Sue is here with us until the end of June, and she and Cheryl will be in Paris together in a couple of weeks.

Saturday, May 20, 2006


Back in the Touraine, we are still taking day trips with our California friends. Wednesday we ventured to the historic town of Loches. It's a good sized town, with a market on Wednesday (one reason for going - we picked up some asparagus and strawberries), and a historic medieval city on the bluff in the center that overlooks a great, green valley.

Clothes drying from a window in town.

Geraniums in a window.

Stained glass in the renaissance Logis Royal.

After walking around in the marketplace, we drove up to the cité médiéval for a quick look before lunch. We found a pizzeria and enjoyed lunch, then hiked back up to the cité and went into the renaissance château first, then over to the medieval castle. More pictures to follow.

Friday, May 19, 2006

Odds and Ends

This will be the last post from the Dordogne trip. Just a few more images from Collonges in Corrèze. It's basically become a tourist town, although not in the same vein as Sarlat. Many fewer people, shops, everything. There are a number of artists who've called the place home for 15 or 20 years now, and a few eateries, like this one (right) offering sandwiches.

A ceiling inside the church at Collonges.

Stained glass detail inside the church.

And, finally, in honor of our visiting friend Cheryl who is an avid birder and collector of owl images:

Thursday, May 18, 2006


More images from the Dordogne trip. This time: things that you find on doors.

Technically, none of these pictures was taken in the Dordogne. They're all from Collonges-la-Rouge in Corrèze. Take a look at Ken's post from Collonges for a more comprehensive view of the town.

Wednesday, May 17, 2006

Un Jour, Une Tour [8]

Number eight in the series: a tiny blue tower made of Limoges porcelain and hand-painted.

This was a gift from my friend Cheryl in 2003 when she visited us here. I thought now would be a good time to post this one because she arrives tomorrow for her second visit!

Tuesday, May 16, 2006


The museum of pre-history in Les Eyzies-de-Tayac-Sireuil. A beautiful little town, by the way, surrounded by pre-historic sites of interest, including many caves and this museum filled with bones, arrowheads, and other artifacts from the days of early homonids. The most famous of the caves, Lascaux, is north of here at Montignac.

Monday, May 15, 2006

I Can Row A Boat

Of course, the old joke doesn't work with the French pronunciation, in which the "o" and the "e" are pronounced seperately...
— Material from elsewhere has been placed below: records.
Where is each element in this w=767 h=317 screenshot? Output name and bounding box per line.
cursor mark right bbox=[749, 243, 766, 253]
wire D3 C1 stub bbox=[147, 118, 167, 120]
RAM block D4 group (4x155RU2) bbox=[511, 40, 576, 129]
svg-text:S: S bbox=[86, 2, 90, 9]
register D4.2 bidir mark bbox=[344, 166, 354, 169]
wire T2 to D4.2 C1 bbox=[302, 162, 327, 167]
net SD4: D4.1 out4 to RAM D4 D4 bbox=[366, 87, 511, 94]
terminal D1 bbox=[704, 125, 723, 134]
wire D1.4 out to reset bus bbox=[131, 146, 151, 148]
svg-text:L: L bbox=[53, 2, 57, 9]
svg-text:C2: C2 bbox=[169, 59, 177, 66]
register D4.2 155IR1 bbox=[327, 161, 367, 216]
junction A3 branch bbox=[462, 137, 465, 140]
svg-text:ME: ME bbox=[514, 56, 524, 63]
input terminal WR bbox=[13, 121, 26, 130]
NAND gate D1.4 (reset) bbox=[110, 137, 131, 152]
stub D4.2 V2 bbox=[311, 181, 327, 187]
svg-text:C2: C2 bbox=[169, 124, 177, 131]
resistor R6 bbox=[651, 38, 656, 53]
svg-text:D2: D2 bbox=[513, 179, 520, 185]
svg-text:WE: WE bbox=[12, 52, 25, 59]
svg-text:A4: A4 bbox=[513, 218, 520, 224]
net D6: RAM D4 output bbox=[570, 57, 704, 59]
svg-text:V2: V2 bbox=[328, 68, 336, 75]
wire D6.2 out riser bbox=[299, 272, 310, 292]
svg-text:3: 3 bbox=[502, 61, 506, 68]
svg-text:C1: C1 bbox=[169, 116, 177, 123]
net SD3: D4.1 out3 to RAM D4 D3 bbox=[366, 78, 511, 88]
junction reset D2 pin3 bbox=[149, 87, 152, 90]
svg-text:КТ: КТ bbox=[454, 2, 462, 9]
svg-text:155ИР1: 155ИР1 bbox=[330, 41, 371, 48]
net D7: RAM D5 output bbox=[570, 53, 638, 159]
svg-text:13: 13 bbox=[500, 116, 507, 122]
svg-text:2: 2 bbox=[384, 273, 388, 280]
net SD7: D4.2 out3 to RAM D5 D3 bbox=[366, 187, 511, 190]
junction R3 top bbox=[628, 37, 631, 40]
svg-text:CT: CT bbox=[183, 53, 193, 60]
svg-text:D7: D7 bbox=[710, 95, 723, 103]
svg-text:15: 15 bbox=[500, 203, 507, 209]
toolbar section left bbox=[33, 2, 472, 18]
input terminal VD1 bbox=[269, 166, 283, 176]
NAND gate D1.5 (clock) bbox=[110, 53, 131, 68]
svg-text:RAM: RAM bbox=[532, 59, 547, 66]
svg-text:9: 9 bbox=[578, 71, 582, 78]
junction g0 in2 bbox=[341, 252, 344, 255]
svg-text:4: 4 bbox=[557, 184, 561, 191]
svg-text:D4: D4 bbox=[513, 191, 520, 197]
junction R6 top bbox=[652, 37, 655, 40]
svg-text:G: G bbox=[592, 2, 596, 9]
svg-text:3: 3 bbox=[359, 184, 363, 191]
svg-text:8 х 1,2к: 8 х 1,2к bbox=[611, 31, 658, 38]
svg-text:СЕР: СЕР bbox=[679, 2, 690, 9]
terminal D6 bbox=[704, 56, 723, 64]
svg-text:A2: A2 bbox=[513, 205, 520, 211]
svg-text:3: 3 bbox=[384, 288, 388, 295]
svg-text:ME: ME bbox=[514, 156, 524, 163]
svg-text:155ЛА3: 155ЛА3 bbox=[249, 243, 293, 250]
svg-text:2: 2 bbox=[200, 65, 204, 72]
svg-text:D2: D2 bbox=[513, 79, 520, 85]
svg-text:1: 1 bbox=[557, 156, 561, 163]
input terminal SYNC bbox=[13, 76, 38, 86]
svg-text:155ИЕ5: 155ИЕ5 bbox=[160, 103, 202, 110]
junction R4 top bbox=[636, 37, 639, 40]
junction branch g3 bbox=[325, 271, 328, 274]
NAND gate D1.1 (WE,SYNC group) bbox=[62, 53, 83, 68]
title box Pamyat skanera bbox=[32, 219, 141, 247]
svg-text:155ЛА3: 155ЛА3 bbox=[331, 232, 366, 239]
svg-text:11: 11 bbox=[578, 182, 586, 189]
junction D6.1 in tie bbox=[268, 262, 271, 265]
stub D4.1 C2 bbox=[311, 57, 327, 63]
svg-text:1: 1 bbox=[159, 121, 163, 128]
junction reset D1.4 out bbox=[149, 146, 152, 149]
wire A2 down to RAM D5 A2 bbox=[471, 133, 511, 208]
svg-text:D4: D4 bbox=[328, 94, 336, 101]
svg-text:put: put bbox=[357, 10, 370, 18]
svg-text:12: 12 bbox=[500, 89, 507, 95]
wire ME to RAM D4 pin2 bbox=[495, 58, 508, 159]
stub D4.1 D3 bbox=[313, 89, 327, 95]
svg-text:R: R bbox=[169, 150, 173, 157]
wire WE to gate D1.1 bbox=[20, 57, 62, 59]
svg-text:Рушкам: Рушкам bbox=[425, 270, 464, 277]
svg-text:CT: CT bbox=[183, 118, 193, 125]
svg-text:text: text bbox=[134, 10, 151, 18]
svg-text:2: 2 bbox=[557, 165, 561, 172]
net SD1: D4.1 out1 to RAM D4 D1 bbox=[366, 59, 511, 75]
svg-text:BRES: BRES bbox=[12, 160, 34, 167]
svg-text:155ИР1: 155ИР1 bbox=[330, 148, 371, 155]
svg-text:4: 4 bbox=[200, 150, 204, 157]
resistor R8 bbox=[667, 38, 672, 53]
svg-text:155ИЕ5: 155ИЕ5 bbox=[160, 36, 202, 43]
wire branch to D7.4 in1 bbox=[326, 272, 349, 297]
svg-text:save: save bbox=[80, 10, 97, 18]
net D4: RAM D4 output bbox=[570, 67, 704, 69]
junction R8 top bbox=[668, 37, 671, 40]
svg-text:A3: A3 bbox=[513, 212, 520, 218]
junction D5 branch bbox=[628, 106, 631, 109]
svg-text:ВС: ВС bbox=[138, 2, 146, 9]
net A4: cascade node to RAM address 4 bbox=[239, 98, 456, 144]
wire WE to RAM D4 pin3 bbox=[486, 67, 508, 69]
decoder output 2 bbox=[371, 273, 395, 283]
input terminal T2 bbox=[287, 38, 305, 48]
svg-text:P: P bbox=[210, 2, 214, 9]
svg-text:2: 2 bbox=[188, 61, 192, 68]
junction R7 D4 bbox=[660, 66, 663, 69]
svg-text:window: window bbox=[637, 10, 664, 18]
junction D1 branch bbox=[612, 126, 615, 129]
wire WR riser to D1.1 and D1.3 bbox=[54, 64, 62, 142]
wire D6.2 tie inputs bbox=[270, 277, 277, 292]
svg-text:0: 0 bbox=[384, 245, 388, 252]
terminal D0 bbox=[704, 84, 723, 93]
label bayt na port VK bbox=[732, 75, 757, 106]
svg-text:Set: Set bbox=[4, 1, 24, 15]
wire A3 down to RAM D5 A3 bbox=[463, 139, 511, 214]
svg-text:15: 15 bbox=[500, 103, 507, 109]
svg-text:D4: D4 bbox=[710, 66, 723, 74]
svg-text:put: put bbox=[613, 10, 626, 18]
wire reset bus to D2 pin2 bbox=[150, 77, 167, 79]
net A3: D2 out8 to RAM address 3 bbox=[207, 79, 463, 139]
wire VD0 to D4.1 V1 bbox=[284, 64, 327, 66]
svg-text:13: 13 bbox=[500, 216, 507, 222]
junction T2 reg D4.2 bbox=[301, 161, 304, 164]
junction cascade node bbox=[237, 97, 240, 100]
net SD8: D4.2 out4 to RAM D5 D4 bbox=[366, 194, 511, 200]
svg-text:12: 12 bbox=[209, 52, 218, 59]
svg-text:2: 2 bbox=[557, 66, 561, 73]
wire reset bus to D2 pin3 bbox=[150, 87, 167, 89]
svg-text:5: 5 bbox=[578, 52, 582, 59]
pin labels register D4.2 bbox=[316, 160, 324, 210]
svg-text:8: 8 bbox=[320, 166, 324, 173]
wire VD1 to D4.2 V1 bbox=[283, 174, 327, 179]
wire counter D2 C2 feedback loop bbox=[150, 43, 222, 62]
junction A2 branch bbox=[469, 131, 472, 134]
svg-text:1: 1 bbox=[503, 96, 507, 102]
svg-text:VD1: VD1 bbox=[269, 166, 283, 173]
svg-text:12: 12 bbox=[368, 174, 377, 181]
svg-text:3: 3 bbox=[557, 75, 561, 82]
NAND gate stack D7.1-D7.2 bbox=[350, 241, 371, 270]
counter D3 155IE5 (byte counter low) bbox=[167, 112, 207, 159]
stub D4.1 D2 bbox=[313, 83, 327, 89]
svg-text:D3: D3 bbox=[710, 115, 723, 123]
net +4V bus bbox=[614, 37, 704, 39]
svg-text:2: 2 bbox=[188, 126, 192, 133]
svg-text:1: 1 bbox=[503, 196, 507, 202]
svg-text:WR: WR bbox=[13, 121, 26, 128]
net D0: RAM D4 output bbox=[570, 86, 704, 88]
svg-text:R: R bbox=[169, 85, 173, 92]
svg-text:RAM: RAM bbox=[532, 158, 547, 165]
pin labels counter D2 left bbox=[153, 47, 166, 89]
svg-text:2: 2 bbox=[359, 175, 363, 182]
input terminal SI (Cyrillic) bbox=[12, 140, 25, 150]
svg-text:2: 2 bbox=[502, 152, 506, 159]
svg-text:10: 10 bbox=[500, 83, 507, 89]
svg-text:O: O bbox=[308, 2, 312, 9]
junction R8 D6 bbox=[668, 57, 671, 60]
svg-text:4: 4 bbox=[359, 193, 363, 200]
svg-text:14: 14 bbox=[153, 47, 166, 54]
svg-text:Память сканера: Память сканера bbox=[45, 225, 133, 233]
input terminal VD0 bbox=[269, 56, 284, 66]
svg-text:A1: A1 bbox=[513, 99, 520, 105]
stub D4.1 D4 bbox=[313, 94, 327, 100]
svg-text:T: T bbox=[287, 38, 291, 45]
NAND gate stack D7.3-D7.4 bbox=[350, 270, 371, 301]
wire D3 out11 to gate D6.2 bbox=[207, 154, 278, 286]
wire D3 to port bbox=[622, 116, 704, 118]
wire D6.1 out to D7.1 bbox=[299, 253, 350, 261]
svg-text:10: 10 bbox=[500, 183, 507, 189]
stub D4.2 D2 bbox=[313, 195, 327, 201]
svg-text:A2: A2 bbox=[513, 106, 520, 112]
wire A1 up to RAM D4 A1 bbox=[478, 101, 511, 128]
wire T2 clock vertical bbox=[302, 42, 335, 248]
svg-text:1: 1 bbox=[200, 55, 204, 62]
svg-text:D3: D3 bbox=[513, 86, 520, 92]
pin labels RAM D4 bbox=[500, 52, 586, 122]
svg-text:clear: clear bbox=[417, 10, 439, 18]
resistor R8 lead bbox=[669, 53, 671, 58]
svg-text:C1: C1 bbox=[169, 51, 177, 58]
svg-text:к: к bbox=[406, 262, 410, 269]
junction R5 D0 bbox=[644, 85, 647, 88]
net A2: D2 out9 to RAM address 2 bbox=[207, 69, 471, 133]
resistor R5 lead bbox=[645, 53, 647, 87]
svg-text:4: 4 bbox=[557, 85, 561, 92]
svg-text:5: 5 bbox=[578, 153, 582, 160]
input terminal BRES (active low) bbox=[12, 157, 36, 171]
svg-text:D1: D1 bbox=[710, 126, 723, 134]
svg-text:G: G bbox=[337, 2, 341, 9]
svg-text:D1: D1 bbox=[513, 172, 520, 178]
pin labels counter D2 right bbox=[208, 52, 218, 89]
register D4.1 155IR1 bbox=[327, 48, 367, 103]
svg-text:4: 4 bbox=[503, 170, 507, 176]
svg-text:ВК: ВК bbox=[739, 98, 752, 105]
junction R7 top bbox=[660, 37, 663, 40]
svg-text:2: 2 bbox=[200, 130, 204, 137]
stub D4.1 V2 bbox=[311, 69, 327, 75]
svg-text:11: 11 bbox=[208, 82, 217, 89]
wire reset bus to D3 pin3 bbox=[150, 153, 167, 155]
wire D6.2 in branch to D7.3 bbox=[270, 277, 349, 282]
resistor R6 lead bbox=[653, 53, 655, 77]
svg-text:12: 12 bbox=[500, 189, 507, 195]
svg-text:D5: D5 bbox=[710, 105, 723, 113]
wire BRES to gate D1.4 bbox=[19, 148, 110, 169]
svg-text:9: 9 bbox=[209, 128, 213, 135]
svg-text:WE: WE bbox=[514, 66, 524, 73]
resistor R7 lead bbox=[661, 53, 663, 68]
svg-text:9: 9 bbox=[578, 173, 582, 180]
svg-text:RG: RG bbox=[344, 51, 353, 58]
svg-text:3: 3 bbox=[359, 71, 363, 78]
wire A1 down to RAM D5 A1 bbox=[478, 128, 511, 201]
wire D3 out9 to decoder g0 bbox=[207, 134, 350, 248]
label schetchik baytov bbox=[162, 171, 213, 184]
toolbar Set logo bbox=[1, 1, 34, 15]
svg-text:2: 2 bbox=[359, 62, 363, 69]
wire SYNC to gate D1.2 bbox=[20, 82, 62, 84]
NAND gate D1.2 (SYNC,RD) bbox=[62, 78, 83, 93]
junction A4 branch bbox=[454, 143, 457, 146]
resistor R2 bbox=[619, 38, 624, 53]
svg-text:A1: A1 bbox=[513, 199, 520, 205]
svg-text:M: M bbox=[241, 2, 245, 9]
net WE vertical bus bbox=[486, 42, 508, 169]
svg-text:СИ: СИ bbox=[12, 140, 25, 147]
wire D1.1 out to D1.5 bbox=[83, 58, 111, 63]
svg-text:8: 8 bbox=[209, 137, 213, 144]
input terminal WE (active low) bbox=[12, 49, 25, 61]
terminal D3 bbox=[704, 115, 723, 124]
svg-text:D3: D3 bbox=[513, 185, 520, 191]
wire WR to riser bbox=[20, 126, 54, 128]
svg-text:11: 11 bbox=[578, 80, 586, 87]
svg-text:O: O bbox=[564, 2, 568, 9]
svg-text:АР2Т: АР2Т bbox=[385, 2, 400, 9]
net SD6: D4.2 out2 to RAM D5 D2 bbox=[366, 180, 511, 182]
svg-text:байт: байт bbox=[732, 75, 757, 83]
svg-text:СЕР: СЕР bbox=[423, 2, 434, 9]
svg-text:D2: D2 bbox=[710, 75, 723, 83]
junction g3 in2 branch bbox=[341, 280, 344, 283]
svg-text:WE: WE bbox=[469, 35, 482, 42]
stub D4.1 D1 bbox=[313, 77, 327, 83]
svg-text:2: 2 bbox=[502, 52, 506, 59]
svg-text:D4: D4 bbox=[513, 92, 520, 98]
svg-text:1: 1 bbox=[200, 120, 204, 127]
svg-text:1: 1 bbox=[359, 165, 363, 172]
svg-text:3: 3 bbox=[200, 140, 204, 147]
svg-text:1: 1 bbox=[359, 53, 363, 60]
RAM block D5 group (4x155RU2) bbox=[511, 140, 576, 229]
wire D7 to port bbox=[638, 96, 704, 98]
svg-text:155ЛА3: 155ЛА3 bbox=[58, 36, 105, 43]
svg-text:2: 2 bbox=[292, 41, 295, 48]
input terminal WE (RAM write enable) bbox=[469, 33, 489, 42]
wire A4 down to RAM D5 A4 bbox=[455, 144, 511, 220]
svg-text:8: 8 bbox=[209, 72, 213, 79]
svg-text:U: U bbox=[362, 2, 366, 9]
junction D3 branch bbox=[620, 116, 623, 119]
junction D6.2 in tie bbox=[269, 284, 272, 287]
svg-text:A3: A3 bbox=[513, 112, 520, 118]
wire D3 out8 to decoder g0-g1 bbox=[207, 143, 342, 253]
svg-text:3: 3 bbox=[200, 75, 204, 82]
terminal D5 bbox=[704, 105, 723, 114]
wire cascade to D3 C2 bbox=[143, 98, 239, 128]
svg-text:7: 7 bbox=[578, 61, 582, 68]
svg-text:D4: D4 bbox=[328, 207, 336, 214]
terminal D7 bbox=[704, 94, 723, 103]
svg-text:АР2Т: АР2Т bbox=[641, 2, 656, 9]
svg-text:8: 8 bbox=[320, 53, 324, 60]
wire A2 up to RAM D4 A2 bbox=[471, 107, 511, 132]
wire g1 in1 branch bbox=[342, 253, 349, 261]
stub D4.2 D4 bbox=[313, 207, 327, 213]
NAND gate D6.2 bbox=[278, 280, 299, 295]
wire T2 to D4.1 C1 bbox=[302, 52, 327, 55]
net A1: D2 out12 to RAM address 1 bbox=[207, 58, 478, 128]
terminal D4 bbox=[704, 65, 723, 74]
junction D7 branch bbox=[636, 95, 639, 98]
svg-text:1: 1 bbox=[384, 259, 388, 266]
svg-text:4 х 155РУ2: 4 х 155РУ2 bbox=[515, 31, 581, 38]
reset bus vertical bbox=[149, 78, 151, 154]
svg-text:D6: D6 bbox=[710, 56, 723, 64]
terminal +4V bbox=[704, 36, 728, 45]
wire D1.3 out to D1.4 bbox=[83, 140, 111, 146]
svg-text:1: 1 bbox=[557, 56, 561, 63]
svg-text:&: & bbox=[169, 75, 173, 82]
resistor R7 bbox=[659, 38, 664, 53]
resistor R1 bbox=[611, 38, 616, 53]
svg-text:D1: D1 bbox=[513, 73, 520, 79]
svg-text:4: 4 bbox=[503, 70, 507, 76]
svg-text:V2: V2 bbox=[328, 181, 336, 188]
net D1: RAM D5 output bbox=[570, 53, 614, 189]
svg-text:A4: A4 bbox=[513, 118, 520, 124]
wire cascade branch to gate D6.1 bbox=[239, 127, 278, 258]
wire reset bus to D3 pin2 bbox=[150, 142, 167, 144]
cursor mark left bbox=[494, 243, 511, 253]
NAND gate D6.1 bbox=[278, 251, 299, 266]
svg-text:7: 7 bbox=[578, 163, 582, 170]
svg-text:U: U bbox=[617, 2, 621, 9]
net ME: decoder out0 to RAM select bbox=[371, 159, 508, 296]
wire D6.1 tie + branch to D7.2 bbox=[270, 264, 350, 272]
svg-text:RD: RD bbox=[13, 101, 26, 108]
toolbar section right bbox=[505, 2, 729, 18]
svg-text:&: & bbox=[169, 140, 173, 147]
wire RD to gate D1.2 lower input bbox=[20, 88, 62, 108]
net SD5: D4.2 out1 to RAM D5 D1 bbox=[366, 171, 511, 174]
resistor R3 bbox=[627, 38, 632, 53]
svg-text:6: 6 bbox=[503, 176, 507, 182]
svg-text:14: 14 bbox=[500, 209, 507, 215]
Seen in Montignac, on the Vézere River.

Sunday, May 14, 2006


As seen in and around Rocamadour:

Saturday, May 13, 2006

Un Jour, Une Tour [7]

Ok, this time there are more than one tower. These are glass bottles that I picked up at different times. The big one - it may have been a gift - might have contained oil or vinegar or something; I don't remember. The small one came, empty, from a second-hand store in San Francisco, on Potrero Avenue near 16th, I think.

Since they are alike, I decided to group them. Oh, and there is this pencil I acquired at one point that fits neatly inside the smaller tower-bottle. At the end of the pencil, in place of an eraser, is a tiny Eiffel Tower. So cool. Can you tell yet that I'm into this? It's a sickness...

Friday, May 12, 2006

Veal, It's What's for Dinner

Or lunch, depending. Doesn't a nice blanquette de veau sound great?

This unsuspecting youngster was lounging around outside of Montignac, near La Grande Filolie.

Thursday, May 11, 2006

Le Ciel

A couple views of the sky in the Dordogne:

Le Château de Beynac.

Here in the Loire Valley the sky is big. That is, there are no large mountains or hills to frame it. It stretches wide when you look up. But in the Dordogne the valleys are deep and frequently when you look up you get to see only a piece of the sky.

Nuages sur Sarlat.

Wednesday, May 10, 2006

Cathedral in Sarlat

Here are a few images from inside the cathedral in central Sarlat. It's a cool, quiet refuge from the bustle of the market just outside.

The central nave.

Candles, mostly red.

Stained glass forms projected on the floor.